A Case of Obscure GI Bleed Associated with Non-ITP Thrombocytopenia

We commonly come across cases of thrombocytopenia with or without bleeding, labelled as Idiopathic Thrombocytopenic Purpura (ITP), but we hereby describe a case with Obscure GI (jejunal) bleeding from a Dieulafoy’s lesion in a patient with thrombocytopenia managed using Enteroscopy in a middle-aged female which was not due to ITP but an inherited Platelet function disorder. Proper evaluation is the key to diagnosing these rare bleeding disorders.

A 50-year-old woman who presented with melena (black stools) and a significant drop in Hemoglobin levels necessitating a blood transfusion. A thorough investigation into her medical history revealed a background of thrombocytopenia. Importantly, there was no history of overt gastrointestinal bleeding since childhood, and the patient had only received platelet transfusions during delivery (Childbirth). Initial endoscopic examinations, including both upper endoscopy and colonoscopy, did not reveal any abnormalities.

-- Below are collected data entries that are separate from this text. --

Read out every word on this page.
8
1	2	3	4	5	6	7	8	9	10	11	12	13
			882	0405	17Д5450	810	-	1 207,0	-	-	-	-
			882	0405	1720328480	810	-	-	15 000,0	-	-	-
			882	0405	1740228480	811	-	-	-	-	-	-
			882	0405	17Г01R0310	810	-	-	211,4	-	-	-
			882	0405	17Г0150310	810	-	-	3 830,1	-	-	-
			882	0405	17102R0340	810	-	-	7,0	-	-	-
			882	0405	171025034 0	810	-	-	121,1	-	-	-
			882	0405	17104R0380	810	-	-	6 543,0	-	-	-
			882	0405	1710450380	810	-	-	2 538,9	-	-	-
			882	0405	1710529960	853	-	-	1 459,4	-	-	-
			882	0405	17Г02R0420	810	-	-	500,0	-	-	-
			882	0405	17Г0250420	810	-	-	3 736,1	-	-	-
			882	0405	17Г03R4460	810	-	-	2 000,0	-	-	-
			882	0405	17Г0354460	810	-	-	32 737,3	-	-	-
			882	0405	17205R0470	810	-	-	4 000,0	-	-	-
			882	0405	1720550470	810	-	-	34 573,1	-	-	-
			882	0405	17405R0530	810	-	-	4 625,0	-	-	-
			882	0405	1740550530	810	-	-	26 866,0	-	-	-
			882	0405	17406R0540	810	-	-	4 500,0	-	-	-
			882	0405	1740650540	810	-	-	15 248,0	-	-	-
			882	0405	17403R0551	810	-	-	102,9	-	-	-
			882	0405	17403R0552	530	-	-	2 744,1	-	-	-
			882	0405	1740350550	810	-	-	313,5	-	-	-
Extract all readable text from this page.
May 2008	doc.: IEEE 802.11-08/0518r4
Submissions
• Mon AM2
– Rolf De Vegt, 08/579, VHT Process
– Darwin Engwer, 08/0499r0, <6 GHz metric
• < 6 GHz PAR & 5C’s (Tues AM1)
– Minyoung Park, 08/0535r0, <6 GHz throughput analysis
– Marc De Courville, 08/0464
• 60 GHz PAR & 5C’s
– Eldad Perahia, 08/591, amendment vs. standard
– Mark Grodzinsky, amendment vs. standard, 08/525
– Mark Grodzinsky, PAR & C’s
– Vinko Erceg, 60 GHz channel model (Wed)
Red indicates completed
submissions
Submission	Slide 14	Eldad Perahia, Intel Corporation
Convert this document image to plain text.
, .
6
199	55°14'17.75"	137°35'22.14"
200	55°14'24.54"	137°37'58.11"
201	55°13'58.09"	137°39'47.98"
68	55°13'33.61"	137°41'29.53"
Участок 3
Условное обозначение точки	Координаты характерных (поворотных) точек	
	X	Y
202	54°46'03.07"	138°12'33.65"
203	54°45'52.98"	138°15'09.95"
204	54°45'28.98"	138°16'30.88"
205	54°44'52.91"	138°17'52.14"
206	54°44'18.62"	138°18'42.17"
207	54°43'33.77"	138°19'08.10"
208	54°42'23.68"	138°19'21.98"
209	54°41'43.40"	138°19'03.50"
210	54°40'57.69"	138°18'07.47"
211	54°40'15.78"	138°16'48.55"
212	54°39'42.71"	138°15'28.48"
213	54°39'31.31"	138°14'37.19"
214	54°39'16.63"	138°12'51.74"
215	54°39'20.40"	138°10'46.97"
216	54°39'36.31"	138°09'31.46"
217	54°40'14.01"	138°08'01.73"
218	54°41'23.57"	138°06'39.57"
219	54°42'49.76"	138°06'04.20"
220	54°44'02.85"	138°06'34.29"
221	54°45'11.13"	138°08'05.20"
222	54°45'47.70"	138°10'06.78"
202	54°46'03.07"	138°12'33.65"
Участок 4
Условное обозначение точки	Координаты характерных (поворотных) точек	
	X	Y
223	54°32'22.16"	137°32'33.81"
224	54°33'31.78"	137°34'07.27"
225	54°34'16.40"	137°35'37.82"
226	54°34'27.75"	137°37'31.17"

However, upon conducting capsule endoscopy, a proximal jejunal vascular lesion with active bleeding was identified. Subsequent push enteroscopy unveiled a? Dieulafoy’s lesion exhibiting active ooze. At the time of assessment, the patient’s platelet count was recorded at 40,000/cc. An APC (Argon Plasma Coagulation) procedure was performed on the vascular lesion as shown in Figure 1. Patient was doing well on 2 months follow up in OPD. This case was initially misdiagnosed as Immune Thrombocytopenia (ITP), further investigation was warranted in view of mild splenomegaly. Platelet aggregation studies played a pivotal role in arriving at an accurate diagnosis. These studies revealed a reduced response to Ristocetin. This clinical presentation raised suspicion of Bernard-Soulier Syndrome (BSS), a rare and severe bleeding disorder attributed to a deficiency in GPIb/IX/V3, a platelet complex responsible for binding von-Willebrand factor. As demonstrated in the Figure 2, there is a key role of Glycoprotein Ib/IX in binding to VWF. It is important to note that individuals with BSS may also exhibit pseudo thrombocytopenia due to the presence of giant platelets. Notably, the patient’s responses to ADP, collagen, and arachidonic acid were within the normal range.

Figure 1:Bleeding spot in Jejunum-APC being done.

Figure 2:Platelet and the interactions. Bernard-Soulier syndrome(BSS) has defect at the level of GP Ib/IX.

Bernard-Soulier Syndrome (BSS) is an inherited platelet function disorder [3-5], Autosomal recessive in inheritance, confirmed through flow cytometry analysis of platelet glycoproteins.

It is imperative for clinicians to differentiate BSS from ITP, as the treatment approaches differ significantly. Key differentiating factors include:
a. Family History: While ITP may have a familial component [3], a comprehensive family history of ITP can provide valuable insights into the diagnosis.
b. Response to First-Line Treatment: Patients with BSS typically do not respond to first-line interventions such as Intravenous Immunoglobulin (IVIG) and steroids [3-5], in contrast to ITP patients who may show improvement with these treatments.
c. Diagnostic Tests: Both light aggregation studies and flow cytometry [3-5] are essential diagnostic tools in distinguishing between the two conditions.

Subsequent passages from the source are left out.